Entity Search


This guide focuses on how to utilize the Entity Search endpoint.

Entity Search is a powerful tool for discovering entities or records of interest. Whether you’re investigating specific individuals like Victoria Beckham or exploring entities related to a broader inquiry, this endpoint provides a robust search capability to pinpoint the information you need.

To make a simple request, use the “q” parameter to search against a query. The following are equivalent:

$GET /v1/search/record?q=test HTTP/1.1
>Accept: application/json
>POST /v1/search/record HTTP/1.1
>Accept: application/json
> "q": "test"

Both GET and POST methods are supported. If you are a new API consumer, we recommend onboarding with POST, which will be referenced throughout this guide.

Warning: All search arguments passed through the query string of the GET request must be URL encoded. For example, foo OR (bar~5) becomes foo%20OR%20(bar~5).

To initiate a workflow, begin by searching for an entity. For instance, to search for Victoria Beckham, you would use the following command:

3 "q": "victoria beckham"

This command returns the top entity match for “Victoria Beckham”, showcasing important details about the search hit:

2 "offset": 0,
3 "limit": 1,
4 "next": true,
5 "size": {
6 "count": 8,
7 "qualifier": "eq"
8 },
9 "data": [
10 {
11 "id": "XabunnGRTK2ieyLtP-PiUQ",
13 "type": "person",
14 ...
15 "matches": {
16 "name": [
17 "<em>VICTORIA</em> CAROLINE <em>BECKHAM</em>"
18 ]
19 }
20 }
21 ]

Key Fields Explained

Visit our ontology page to get a better understanding of our enum types and risk factors.

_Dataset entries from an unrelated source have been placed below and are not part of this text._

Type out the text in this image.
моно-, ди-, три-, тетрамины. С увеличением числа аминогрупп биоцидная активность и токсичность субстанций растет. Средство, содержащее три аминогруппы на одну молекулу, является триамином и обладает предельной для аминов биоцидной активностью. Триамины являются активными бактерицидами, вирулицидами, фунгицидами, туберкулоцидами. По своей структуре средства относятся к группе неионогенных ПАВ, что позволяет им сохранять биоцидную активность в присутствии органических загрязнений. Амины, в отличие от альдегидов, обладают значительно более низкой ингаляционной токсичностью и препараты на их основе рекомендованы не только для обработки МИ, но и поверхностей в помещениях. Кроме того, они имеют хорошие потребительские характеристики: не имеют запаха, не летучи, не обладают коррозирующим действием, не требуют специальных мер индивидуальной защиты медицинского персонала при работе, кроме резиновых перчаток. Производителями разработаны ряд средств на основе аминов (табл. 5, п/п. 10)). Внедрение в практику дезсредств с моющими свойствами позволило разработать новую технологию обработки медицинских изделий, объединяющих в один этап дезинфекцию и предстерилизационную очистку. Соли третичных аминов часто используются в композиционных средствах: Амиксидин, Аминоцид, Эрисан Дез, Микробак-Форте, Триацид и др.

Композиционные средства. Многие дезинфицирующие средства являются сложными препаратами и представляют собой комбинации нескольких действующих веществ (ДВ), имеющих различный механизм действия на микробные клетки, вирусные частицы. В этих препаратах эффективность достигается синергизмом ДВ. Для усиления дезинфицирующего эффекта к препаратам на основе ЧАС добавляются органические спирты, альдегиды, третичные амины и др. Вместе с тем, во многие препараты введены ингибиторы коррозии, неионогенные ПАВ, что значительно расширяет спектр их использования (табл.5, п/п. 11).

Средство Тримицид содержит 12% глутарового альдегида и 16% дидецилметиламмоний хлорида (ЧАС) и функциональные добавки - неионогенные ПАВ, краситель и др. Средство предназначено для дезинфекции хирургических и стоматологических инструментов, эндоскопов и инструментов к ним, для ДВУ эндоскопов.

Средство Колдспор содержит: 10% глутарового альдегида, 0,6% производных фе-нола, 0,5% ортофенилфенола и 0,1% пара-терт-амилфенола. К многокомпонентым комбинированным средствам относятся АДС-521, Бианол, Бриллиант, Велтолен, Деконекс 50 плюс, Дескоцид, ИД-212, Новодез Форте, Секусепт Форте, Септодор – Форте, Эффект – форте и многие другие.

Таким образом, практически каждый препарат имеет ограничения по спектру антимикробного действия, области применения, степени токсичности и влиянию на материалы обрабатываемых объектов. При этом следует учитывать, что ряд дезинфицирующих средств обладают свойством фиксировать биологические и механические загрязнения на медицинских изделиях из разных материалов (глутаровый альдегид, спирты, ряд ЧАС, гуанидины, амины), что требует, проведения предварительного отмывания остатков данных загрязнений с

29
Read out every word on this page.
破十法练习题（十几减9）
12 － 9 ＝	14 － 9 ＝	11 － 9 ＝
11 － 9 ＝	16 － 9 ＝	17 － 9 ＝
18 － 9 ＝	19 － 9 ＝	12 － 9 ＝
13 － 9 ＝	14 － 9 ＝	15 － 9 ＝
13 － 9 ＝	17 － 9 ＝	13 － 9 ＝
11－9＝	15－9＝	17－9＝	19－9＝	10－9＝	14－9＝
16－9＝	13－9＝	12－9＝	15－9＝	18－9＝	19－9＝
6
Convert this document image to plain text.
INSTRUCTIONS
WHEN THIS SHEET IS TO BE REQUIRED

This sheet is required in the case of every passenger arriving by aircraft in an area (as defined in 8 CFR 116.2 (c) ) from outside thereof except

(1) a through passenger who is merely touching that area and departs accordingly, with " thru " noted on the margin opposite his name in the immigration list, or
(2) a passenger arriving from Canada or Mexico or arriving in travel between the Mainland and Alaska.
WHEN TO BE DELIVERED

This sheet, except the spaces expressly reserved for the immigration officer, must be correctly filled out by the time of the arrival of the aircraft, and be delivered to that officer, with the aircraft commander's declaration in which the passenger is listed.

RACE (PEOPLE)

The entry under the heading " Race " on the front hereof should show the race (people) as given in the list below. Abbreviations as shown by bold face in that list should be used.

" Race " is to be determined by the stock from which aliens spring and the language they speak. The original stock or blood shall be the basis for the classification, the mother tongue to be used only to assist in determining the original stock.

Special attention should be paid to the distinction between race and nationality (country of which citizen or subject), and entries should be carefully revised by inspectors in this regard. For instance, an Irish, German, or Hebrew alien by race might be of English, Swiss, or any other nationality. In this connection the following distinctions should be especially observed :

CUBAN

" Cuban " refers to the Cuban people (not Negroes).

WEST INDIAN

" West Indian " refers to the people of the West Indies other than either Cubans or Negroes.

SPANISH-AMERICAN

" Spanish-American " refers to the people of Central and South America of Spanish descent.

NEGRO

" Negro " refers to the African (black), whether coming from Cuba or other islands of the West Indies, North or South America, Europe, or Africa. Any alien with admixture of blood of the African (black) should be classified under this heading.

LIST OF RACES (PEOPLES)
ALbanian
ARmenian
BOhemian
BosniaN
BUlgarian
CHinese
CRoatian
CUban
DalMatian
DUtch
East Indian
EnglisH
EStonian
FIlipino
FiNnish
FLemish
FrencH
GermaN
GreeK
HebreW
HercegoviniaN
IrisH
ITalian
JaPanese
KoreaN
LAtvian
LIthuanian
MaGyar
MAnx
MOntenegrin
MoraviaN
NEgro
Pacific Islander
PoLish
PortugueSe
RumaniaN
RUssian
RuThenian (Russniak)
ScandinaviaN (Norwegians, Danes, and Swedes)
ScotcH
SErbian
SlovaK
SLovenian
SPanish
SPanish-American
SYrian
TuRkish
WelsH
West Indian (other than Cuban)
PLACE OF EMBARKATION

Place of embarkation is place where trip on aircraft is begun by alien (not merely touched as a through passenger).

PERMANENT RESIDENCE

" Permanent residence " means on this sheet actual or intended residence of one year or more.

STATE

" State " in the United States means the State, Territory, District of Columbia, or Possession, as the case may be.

  • data: An array of search hits
  • data[].id: Sayari’s unique ID for the entity
  • data[].label: The entity’s name
  • data[].type: The type of entity (e.g., person or company)
  • data[].entity_url: A relative URL to view more details about the entity
  • data[].identifiers: A list of unique identifiers for the entity
  • data[].countries: Associated countries for the entity using ISO 3166-1 alpha-3 codes
  • data[].source_count: Counts of unique documents per source where this entity was found
  • data[].relationship_count: Counts of neighbor entities by relationship type
  • data[].matches: Highlighted matches in the search result

These fields help determine if a search hit warrants further investigation by providing insights into the entity’s relevance and connections.

Entity Search Facets

For a more granular view of your search results’ distribution by country, source, and entity type, include the facets query parameter:

3 "q": "victoria beckham",
4 "facets": true

The response will now include a facets property, offering a breakdown of counts per facet. This helps you understand the diversity and focus areas of your search results.

Entity Search Filters

To refine your search results, apply filters based on source, country, or entity type. This is particularly useful when dealing with common entity names or when you have specific criteria in mind:

3 "filter": {
4 "country": [
5 "HKG"
6 ]
7 },
8 "q": "jane smith"

Searching by Specific Fields

Beyond basic filters, you can target your search to specific fields, like identifier, address, name, position, and contact. For instance, to find entities matching a particular identifier:

3 "q": "6543",
4 "fields": [
5 "identifier"
6 ]

Congratulations! This concludes our Entity Search Guide. The Entity Search endpoint is a versatile tool for your investigative workflows, enabling you to explore entities based on a wide range of criteria. By leveraging facets and filters, you can navigate through vast datasets to find exactly what you’re looking for, ensuring your investigations are both efficient and comprehensive.